Toyota not out to derail GM talks

Monday, July 17, 2006
Toyota not out to derail GM talks
Japanese carmaker has no plans to get involved in GM, Renault, Nissan dealings -- for now.
Christine Tierney / The Detroit News

Toyota Motor Corp. is closely watching talks among General Motors Corp., Renault SA and Nissan Motor Co. aimed at forging a three-way alliance, but has no intention of getting involved, said a senior Toyota official.

Toyota and GM have not discussed GM investor Kirk Kerkorian's proposal, disclosed on June 30, to bring the Detroit automaker into the Renault-Nissan alliance, the official said. "They haven't approached us, and we haven't approached them."

GM and Toyota have longstanding relations, and Wagoner is well-liked by Toyota's top managers. The two automakers have shared a manufacturing venture in Fremont, Calif., since 1984, and cooperate on some research. GM recently sold a stake in Fuji Heavy Industries to Toyota for $315 million.

Toyota managers are watching the plight of GM's management, which is being pushed by Kerkorian to consider a deal, as well as the prospect that GM could become part of a mega-alliance that would dwarf Toyota.

But Toyota Chairman Fujio Cho said recently that the company would not get involved, and the Japanese automaker is historically skittish about linking up with other companies.

Toyota would consider expanding cooperative projects with GM, if asked, said the U.S.-based official, who spoke on condition of anonymity. But he said that would be in the context of the companies' existing relationship.

In recent months, GM officials have been baffled by statements coming out of Toyota suggesting that the Japanese giant wants to help GM at the same time it is waging a relentless assault on the U.S. auto market.
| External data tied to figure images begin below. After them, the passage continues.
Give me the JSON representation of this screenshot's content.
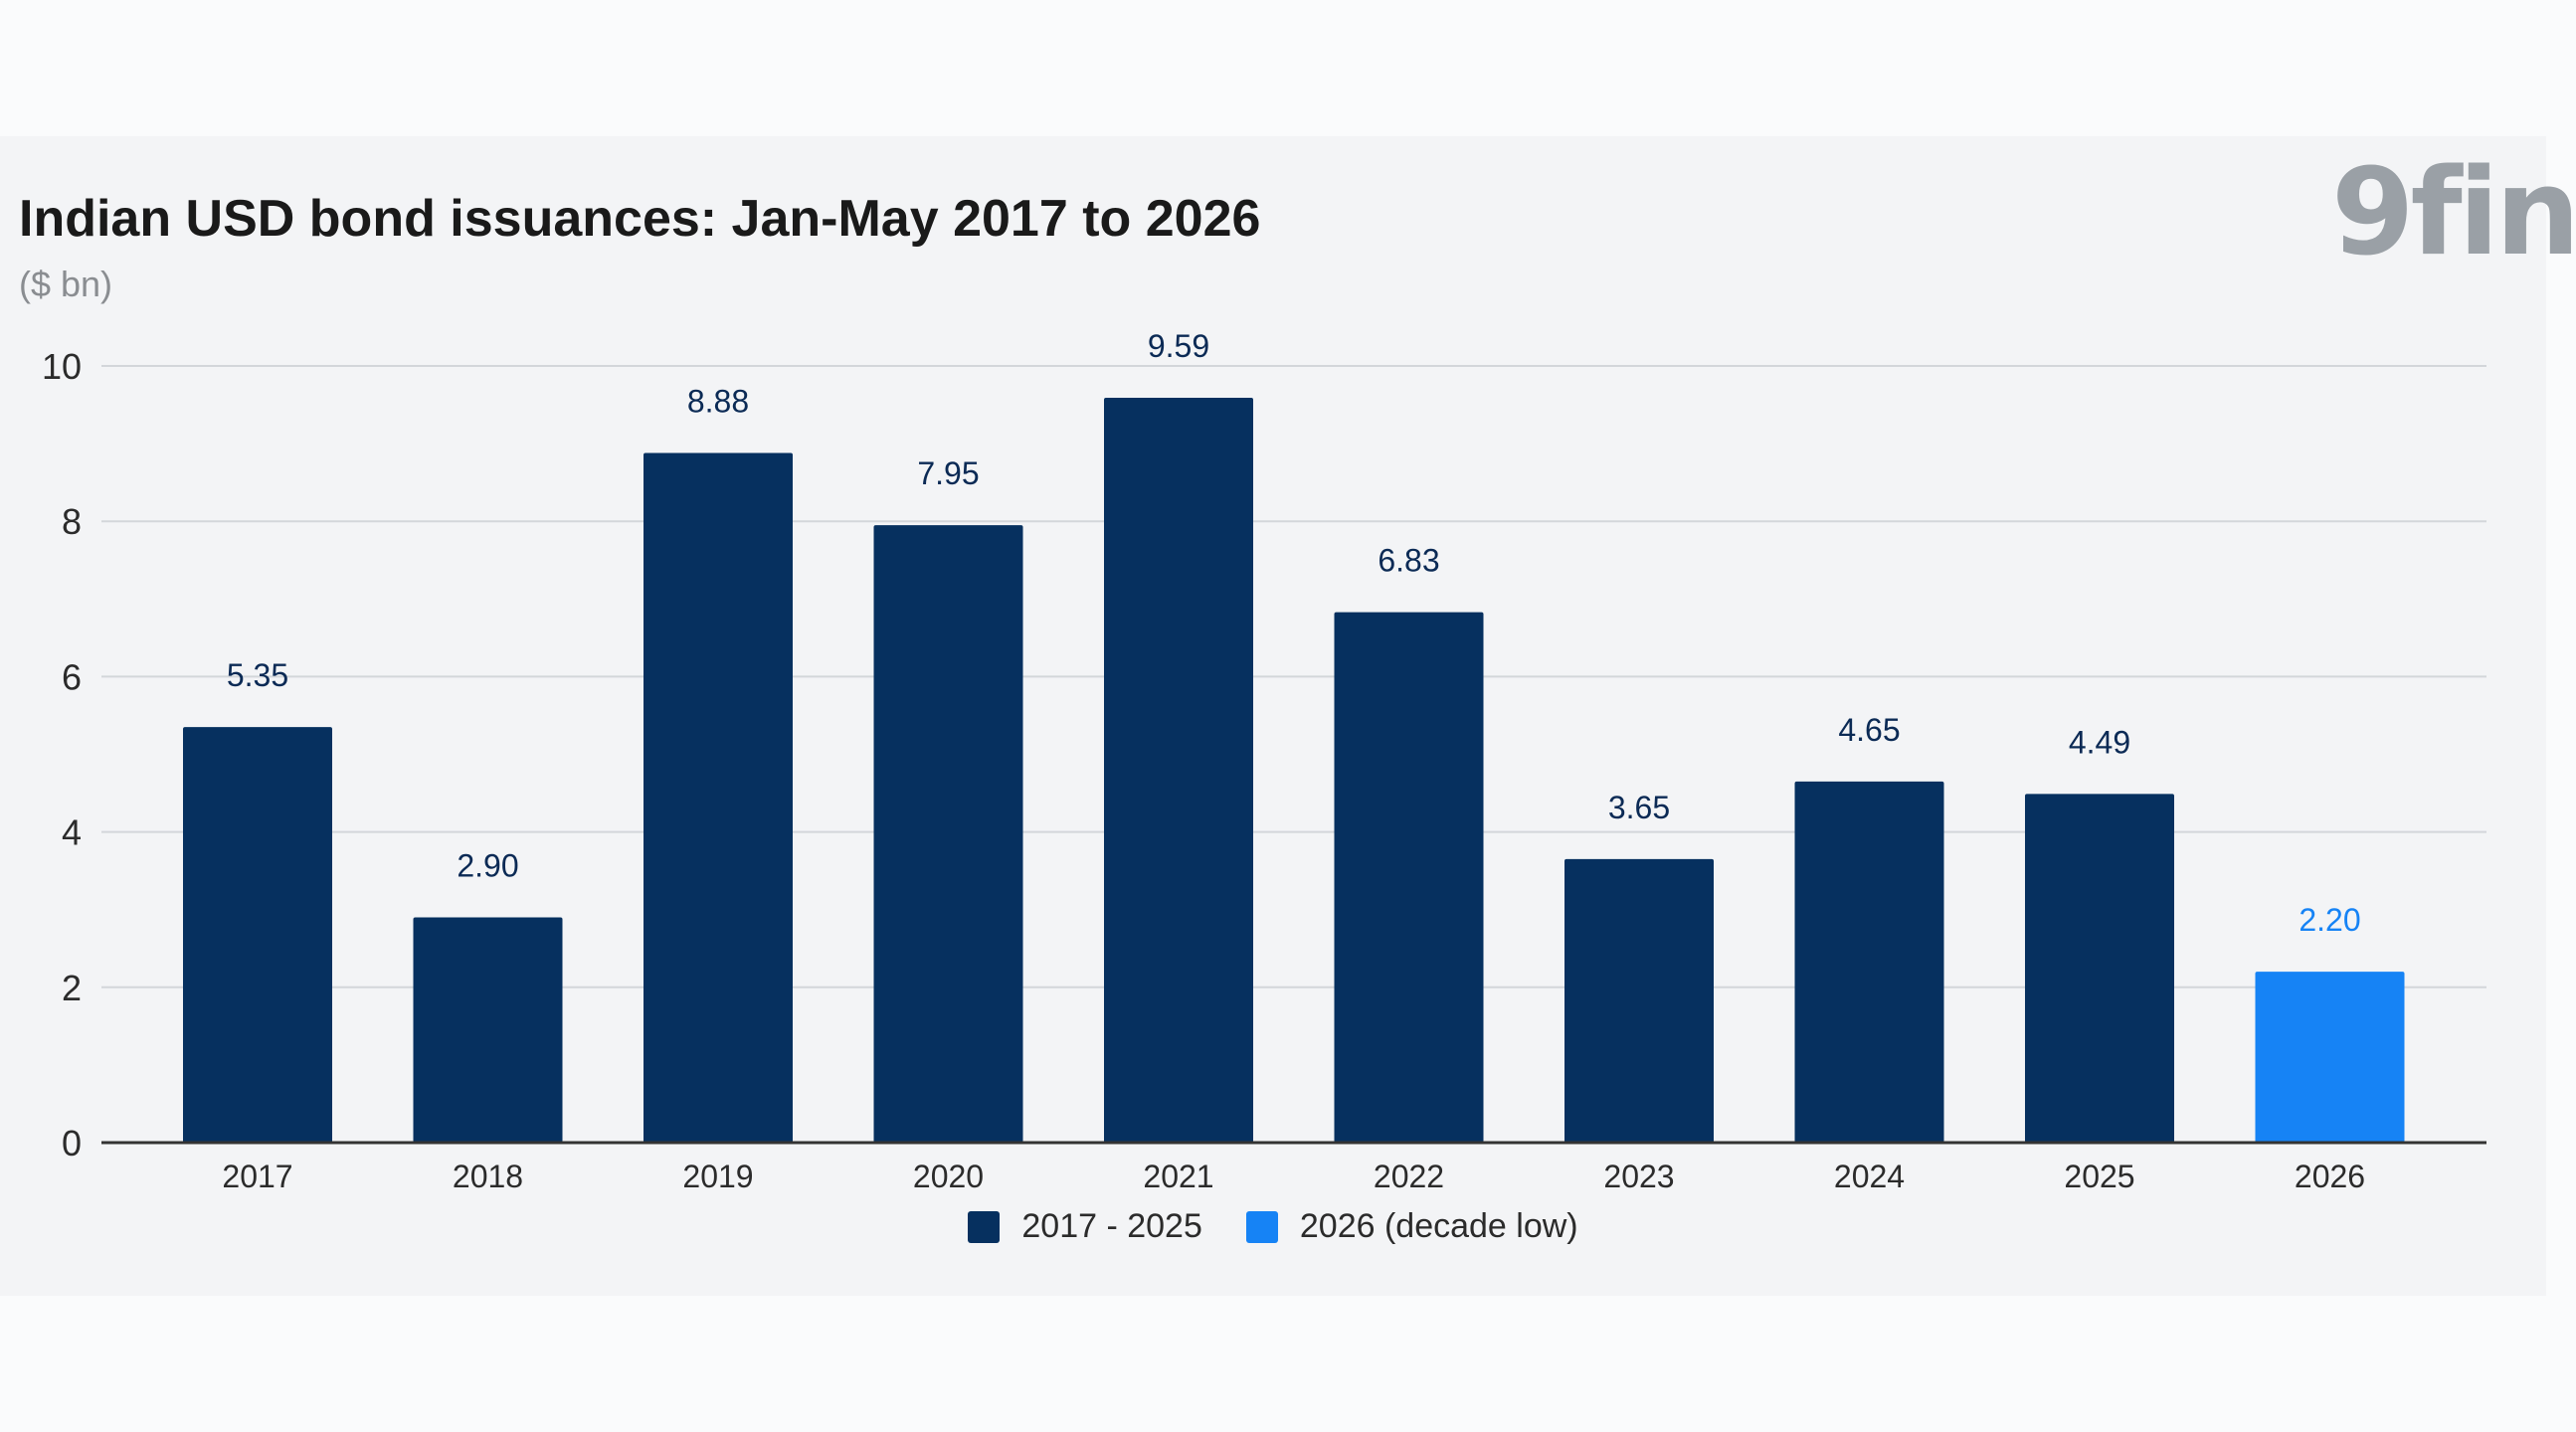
{
  "chart_data": {
    "type": "bar",
    "title": "Indian USD bond issuances: Jan-May 2017 to 2026",
    "subtitle": "($ bn)",
    "categories": [
      "2017",
      "2018",
      "2019",
      "2020",
      "2021",
      "2022",
      "2023",
      "2024",
      "2025",
      "2026"
    ],
    "values": [
      5.35,
      2.9,
      8.88,
      7.95,
      9.59,
      6.83,
      3.65,
      4.65,
      4.49,
      2.2
    ],
    "value_labels": [
      "5.35",
      "2.90",
      "8.88",
      "7.95",
      "9.59",
      "6.83",
      "3.65",
      "4.65",
      "4.49",
      "2.20"
    ],
    "series_index": [
      0,
      0,
      0,
      0,
      0,
      0,
      0,
      0,
      0,
      1
    ],
    "series": [
      {
        "name": "2017 - 2025",
        "color": "#06305f",
        "label_color": "#0b2a55"
      },
      {
        "name": "2026 (decade low)",
        "color": "#1683f5",
        "label_color": "#1683f5"
      }
    ],
    "ylim": [
      0,
      10
    ],
    "yticks": [
      "0",
      "2",
      "4",
      "6",
      "8",
      "10"
    ],
    "grid": true,
    "legend_position": "bottom-center"
  },
  "brand": {
    "logo_text": "9fin"
  }
}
"General Motors has not been approached by Toyota," said GM spokeswoman Toni Simonetti.

Toyota managers, ever fearful of a protectionist backlash in the United States, have contemplated the type of role they might play.

But the Toyota official denied reports that the automaker was considering possible ways to thwart a three-way alliance or play the white knight.
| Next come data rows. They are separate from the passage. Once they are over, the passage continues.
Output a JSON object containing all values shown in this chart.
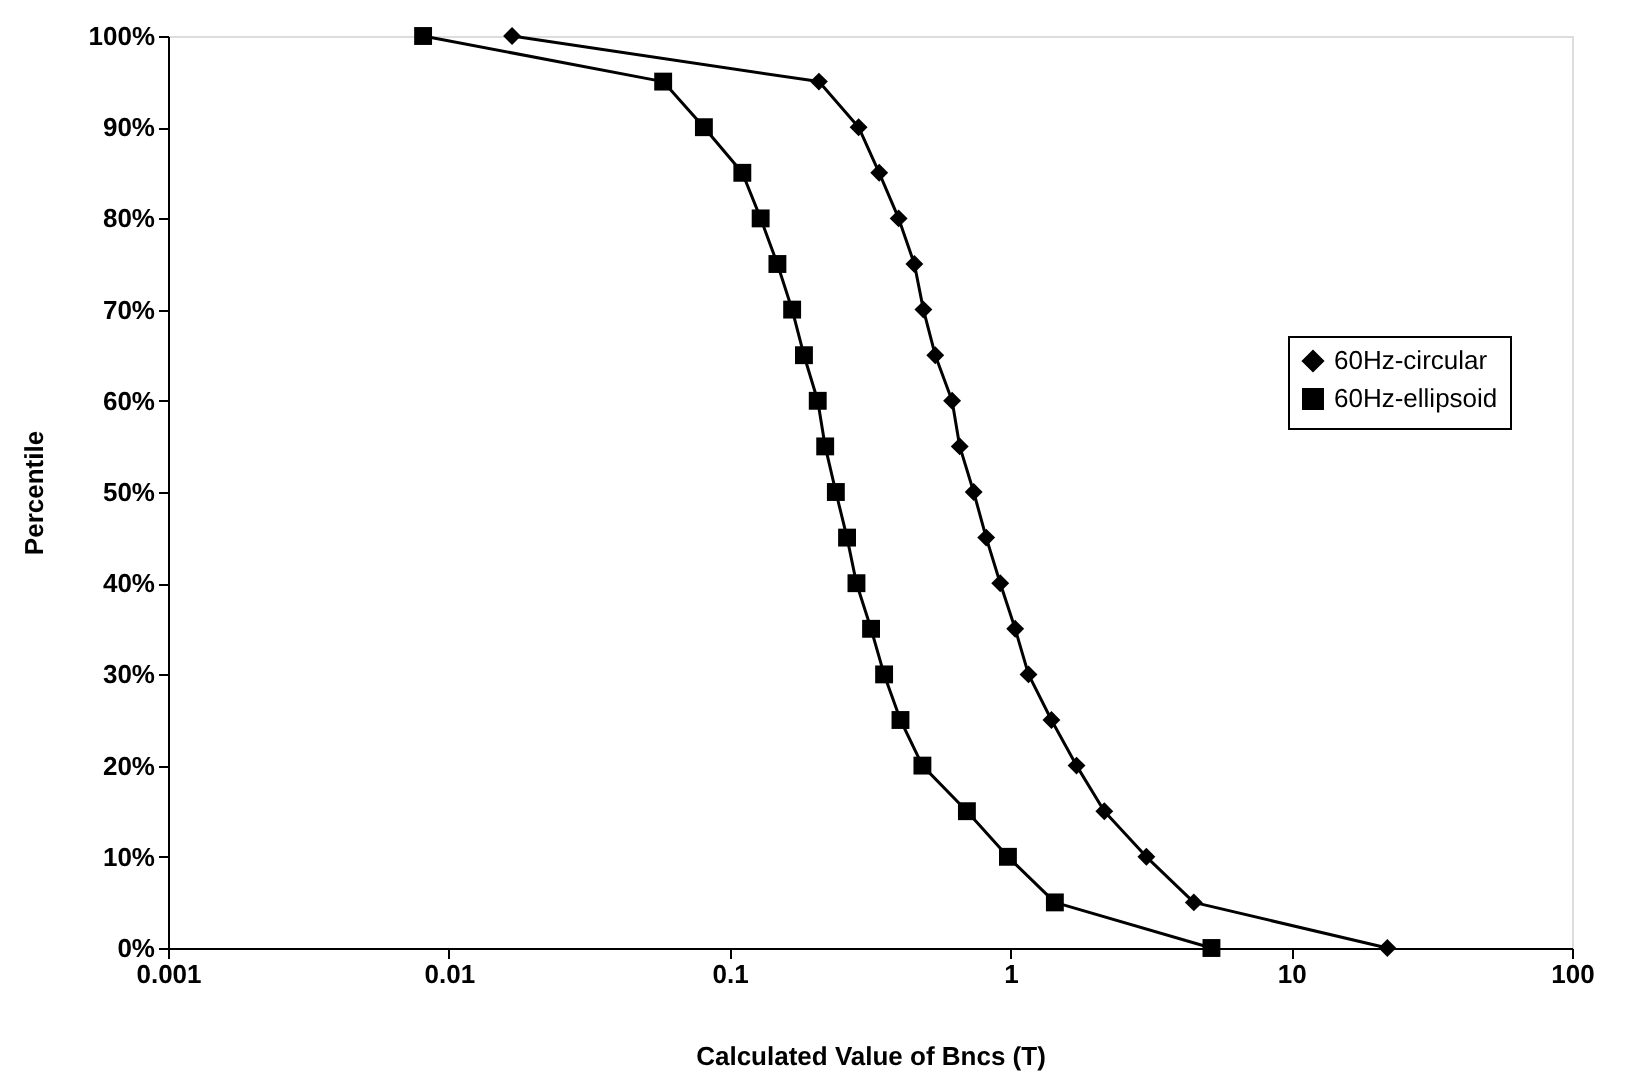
{
  "chart_data": {
    "type": "line",
    "xlabel": "Calculated Value of Bncs (T)",
    "ylabel": "Percentile",
    "log": "x",
    "xlim": [
      0.001,
      100
    ],
    "xticks": [
      0.001,
      0.01,
      0.1,
      1,
      10,
      100
    ],
    "ylim": [
      0,
      100
    ],
    "yticks": [
      {
        "value": 0,
        "label": "0%"
      },
      {
        "value": 10,
        "label": "10%"
      },
      {
        "value": 20,
        "label": "20%"
      },
      {
        "value": 30,
        "label": "30%"
      },
      {
        "value": 40,
        "label": "40%"
      },
      {
        "value": 50,
        "label": "50%"
      },
      {
        "value": 60,
        "label": "60%"
      },
      {
        "value": 70,
        "label": "70%"
      },
      {
        "value": 80,
        "label": "80%"
      },
      {
        "value": 90,
        "label": "90%"
      },
      {
        "value": 100,
        "label": "100%"
      }
    ],
    "grid": false,
    "legend": "right",
    "line_style": "solid",
    "series": [
      {
        "name": "60Hz-circular",
        "color": "#000000",
        "marker": "diamond",
        "x": [
          0.0168,
          0.208,
          0.288,
          0.341,
          0.4,
          0.455,
          0.49,
          0.54,
          0.62,
          0.66,
          0.74,
          0.82,
          0.92,
          1.04,
          1.16,
          1.4,
          1.72,
          2.16,
          3.05,
          4.5,
          22
        ],
        "values": [
          100,
          95,
          90,
          85,
          80,
          75,
          70,
          65,
          60,
          55,
          50,
          45,
          40,
          35,
          30,
          25,
          20,
          15,
          10,
          5,
          0
        ]
      },
      {
        "name": "60Hz-ellipsoid",
        "color": "#000000",
        "marker": "square",
        "x": [
          0.0081,
          0.058,
          0.081,
          0.111,
          0.129,
          0.148,
          0.167,
          0.184,
          0.206,
          0.219,
          0.239,
          0.262,
          0.283,
          0.319,
          0.355,
          0.406,
          0.486,
          0.7,
          0.98,
          1.44,
          5.2
        ],
        "values": [
          100,
          95,
          90,
          85,
          80,
          75,
          70,
          65,
          60,
          55,
          50,
          45,
          40,
          35,
          30,
          25,
          20,
          15,
          10,
          5,
          0
        ]
      }
    ]
  }
}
"We haven't war-gamed how to help GM," the official said. "We have looked at possible scenarios, what would happen if GM or Ford went into bankruptcy, but we haven't war-gamed how to help GM" in the context of the alliance negotiations.
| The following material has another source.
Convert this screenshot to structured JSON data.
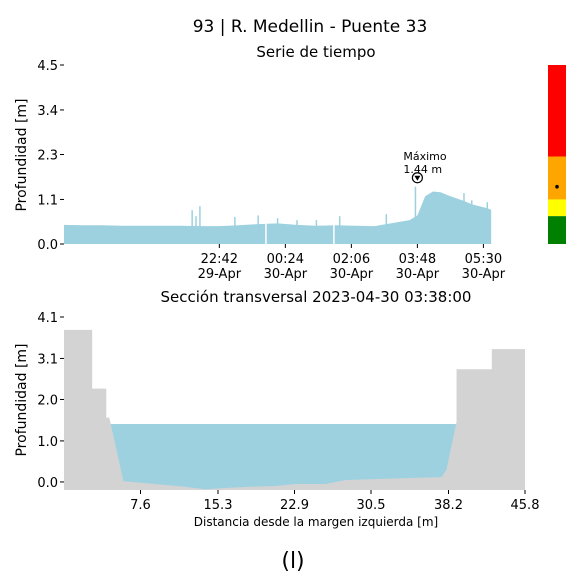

All automakers are keeping tabs on the negotiations, which began in earnest Friday when GM Chairman and CEO Rick Wagoner and Carlos Ghosn, CEO of Renault and Nissan, met. They laid some ground rules for an initial three-month study of the potential benefits of an alliance.

Renault and Nissan formed a successful partnership in 1999. If GM joined, the automotive alliance would account for nearly a quarter of the global vehicle market.

Toyota is on track to become the world's largest automaker, and industry experts predict it will overtake GM within a few years -- unless Kerkorian's proposal triggers a new round of consolidation in the auto industry.